I hope people listening to pop music in the future have such a great choice of songs.
- Peter, Seattle, United States, 11.03.2010
As a matter of personal taste, I prefer the BS version. I bought the Last Time Around in '68 and still play it today. I also have CSN&Y's album from a year later and it is uniquely distinctive. However, I had already learned to play and sing it BS style. It's still in my repetoire of acoustic songs I play on my Guild D-15.
- Butch Peck, Jax, United States, 02.02.2010
Like both versions, but I'm going to have to go with Buffalo Springfield on this. Mayby it's not fair to compare a studio recording with a live concert.
- David, Watauga, TX, United States, 27.12.2008
I have to agree with Phil Hirschi's comment - this is a truly great song that is as easy to listen to today as it was in 1968, and Richie Furay's beautiful tenor is a big part of that. Neil Young wrote some great songs with BS, but this one and "Do I Have to Come Right Out and Say It" are some of his and Furay's best work of that period. I don't find the BS version shmaltzy at all - I ended up with two copies on my iPod and I've never wanted to delete the extra one - it's that good.
- Brian Chase, San Jose, United States, 07.12.2008
I worship Neil Young. This song is just one of dozens of GREAT songs Neil has written. Sure he's written some clunkers but this one is great. Long may you run Neil!!
- Lars Swanson, Oshkosh, United States, 10.10.2008
I happen to think that the Richie Furay-sung version of this song is one of the most beautiful, uplifting, repeatedly listenable rock songs I can think of. It's number 1 in my iTunes Play Count and I have 6500+ songs. I'm a huge Neil Young fan, but also think Buffalo Springfield captured something in their brief history that no other west coast group captured, a gorgeous, shimmering vocal and guitar sound with a handful of great great songs of which this is one.
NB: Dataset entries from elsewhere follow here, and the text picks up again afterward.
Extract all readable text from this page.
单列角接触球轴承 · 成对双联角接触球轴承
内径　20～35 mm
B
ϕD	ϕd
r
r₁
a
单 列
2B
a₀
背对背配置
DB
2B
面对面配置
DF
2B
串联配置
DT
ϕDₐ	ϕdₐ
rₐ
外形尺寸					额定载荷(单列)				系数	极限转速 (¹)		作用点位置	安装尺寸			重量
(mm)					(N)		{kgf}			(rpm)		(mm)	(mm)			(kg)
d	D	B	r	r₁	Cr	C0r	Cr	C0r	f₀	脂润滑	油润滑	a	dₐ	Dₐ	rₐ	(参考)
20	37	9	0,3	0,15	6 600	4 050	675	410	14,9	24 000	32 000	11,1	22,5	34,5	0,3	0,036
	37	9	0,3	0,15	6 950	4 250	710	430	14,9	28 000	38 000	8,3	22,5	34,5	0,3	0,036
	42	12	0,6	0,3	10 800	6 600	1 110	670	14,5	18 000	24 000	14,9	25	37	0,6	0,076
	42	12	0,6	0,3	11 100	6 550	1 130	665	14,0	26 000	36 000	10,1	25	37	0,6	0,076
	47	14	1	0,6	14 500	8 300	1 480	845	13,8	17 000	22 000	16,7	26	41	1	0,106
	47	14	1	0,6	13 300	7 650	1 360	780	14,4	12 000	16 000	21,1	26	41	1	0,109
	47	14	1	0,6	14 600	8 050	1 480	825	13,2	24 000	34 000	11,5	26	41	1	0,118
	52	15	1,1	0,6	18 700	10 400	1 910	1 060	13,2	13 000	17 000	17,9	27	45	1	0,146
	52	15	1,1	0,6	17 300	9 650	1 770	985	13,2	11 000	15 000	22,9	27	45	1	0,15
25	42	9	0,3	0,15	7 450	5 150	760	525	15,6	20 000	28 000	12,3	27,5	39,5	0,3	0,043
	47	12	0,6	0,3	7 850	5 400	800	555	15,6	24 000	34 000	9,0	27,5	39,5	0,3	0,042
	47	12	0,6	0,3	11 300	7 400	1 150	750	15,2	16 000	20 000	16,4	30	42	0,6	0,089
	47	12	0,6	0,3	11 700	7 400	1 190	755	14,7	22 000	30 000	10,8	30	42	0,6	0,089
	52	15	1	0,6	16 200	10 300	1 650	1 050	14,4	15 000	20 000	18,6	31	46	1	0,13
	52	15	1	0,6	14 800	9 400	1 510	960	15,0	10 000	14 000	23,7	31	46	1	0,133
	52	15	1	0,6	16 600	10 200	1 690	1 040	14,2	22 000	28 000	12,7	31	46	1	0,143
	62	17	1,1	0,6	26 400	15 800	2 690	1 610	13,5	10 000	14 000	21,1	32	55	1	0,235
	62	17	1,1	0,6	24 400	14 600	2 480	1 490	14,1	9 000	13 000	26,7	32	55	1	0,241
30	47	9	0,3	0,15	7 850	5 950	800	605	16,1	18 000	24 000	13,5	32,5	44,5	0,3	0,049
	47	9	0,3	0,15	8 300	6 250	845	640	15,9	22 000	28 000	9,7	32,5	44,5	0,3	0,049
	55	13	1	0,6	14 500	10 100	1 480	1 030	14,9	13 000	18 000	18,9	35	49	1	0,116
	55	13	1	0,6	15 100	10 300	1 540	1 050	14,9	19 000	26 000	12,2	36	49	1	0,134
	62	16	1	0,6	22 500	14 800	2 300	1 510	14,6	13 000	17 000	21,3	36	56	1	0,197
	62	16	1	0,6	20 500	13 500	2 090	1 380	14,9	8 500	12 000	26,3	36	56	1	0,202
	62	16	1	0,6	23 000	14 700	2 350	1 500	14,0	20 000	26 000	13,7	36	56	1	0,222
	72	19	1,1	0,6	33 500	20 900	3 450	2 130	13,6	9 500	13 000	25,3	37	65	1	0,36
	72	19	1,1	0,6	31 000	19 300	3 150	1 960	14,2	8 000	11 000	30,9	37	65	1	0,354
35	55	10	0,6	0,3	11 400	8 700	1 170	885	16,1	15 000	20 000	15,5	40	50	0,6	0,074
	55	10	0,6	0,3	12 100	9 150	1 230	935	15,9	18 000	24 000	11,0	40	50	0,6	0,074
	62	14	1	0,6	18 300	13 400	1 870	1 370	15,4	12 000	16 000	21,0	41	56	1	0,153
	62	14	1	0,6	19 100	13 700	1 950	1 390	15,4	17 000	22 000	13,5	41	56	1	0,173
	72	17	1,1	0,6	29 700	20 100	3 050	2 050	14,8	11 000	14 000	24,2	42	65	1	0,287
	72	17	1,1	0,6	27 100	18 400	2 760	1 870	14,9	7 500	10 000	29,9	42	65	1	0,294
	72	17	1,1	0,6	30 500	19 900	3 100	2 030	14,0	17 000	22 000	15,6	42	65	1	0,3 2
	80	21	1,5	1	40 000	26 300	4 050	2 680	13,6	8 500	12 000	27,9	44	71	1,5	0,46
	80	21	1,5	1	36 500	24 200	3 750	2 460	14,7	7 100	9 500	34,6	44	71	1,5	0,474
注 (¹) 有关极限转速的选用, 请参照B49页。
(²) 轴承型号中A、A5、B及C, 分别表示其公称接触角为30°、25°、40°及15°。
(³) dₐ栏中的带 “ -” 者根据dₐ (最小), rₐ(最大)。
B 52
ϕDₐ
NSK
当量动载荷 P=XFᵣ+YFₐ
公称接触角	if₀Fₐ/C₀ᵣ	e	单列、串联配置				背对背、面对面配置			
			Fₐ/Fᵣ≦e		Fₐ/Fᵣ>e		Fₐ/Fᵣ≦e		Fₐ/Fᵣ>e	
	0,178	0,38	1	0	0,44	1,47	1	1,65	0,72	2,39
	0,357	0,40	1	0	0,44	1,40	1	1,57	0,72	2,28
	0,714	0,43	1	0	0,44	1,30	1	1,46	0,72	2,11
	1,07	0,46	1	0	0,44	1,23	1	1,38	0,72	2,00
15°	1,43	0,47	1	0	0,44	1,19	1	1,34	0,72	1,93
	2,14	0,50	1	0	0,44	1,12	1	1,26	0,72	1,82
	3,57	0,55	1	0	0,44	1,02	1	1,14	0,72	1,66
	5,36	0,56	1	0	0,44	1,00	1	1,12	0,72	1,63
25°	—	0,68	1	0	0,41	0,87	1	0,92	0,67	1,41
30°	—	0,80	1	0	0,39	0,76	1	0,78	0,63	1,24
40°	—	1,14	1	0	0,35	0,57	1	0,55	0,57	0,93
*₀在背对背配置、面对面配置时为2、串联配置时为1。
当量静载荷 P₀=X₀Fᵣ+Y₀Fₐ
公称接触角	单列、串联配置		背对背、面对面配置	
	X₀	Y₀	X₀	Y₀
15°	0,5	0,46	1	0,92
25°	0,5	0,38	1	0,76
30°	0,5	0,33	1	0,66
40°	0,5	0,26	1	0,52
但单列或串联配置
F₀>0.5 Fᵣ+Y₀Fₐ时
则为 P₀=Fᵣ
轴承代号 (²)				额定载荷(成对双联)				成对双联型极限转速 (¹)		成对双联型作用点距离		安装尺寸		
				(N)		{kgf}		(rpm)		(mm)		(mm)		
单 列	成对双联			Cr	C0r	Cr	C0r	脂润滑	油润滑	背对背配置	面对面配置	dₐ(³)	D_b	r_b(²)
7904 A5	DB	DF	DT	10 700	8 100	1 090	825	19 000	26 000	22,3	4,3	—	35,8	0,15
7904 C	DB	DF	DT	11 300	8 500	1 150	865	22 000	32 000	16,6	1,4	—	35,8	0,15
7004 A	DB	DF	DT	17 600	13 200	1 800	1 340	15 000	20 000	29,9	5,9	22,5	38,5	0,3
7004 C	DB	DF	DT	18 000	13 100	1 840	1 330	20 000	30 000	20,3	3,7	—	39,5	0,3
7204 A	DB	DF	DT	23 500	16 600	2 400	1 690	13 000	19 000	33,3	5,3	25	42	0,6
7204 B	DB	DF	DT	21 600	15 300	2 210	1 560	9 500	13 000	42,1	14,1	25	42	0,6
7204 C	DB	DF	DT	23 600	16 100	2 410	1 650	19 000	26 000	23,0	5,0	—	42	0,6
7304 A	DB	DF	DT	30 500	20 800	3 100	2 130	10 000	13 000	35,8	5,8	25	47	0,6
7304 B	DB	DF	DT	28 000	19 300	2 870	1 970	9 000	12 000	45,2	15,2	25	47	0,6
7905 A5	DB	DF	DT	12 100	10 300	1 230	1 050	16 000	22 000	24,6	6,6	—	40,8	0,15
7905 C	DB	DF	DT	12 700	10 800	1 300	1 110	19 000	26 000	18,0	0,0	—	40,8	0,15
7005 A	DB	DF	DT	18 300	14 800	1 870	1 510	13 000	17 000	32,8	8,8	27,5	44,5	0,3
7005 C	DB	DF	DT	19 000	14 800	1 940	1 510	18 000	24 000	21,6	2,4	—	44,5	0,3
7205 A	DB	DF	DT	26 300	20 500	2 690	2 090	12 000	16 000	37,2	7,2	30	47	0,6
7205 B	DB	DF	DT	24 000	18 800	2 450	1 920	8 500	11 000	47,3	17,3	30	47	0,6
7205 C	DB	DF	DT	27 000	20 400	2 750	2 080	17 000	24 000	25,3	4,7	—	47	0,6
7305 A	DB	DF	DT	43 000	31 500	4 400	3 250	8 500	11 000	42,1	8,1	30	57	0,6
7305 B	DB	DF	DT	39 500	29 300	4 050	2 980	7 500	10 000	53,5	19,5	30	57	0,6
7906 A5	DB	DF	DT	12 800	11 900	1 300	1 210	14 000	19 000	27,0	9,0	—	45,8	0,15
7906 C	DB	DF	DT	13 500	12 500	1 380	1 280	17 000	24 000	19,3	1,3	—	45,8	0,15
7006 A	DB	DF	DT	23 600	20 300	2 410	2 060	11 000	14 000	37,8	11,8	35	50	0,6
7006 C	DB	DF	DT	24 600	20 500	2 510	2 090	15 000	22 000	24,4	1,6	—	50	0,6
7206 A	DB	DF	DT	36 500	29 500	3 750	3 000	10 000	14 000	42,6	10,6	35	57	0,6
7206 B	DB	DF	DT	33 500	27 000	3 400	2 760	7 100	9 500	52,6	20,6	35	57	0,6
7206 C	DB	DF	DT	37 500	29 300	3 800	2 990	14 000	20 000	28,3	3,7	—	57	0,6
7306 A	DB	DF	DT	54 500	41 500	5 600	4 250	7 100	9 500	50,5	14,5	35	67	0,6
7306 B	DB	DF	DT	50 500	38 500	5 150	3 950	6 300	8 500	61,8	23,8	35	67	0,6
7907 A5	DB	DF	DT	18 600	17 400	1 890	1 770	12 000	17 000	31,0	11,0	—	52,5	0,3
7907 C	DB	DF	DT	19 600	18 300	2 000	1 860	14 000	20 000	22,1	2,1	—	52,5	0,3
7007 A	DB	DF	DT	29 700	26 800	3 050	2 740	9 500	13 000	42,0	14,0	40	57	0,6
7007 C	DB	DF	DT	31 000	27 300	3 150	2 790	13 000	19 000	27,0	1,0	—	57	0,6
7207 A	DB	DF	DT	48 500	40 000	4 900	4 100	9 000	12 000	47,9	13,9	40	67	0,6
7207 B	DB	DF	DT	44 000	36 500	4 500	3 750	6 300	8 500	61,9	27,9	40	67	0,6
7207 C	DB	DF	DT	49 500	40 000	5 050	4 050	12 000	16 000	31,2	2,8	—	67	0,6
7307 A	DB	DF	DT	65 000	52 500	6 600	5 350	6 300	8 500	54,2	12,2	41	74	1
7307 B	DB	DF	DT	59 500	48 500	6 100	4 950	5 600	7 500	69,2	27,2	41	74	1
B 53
The fact that they were breaking up during the recording is interesting but doesn't surprise me - Neil was about to create the milestone recordings that launched his career and the outpouring of music that we are lucky to have still today.
Neil is like the rich man who can afford not to worry about every dime. His musical outpouring isn't hurt by the fact that he wrote but didn't sing On the Way Home with B.S.

Phil Hirschi (cellist, Mahavishnu Orchestra, 1974-75)
- Phil Hirschi, Seattle, WA, United States, 26.09.2008
I guess you need to read up on the work behind the Buffalo Springfield version of this tune.

At the time, Young had virtually abandoned the group very bitterly after disputes in ego between himself and Stephen Stills. Since there was a contractual obligation to finish a 3 rd album, Richie Furay and Jim Messina went into the studio and engineered the last album from very piecemeal work left over after the bickering stopped. No one, including Young, had any interest in finishing the record but Furay and Messina felt obligated.

Thus Richie ended up singing the lead vocals on the song. ATCO never much cared for Young's voice to start with and that one of the major disputes (hence Richie singing the Young composition "Flying on the Ground is Wrong" on the 1st album). It was a major source of irritation within the group and led partially to the group's demise.

A great source of the story of "The Herd" is John Einarson's book, cowritten with Richie Furay with lots of great comments by the other band members. The book is "For What It's Worth: The Story of Buffalo Springfield" and is available (of course) through Amazon.

Einarson has written on the Byrds, Gene Clark, Steppenwolf and John Kay as well.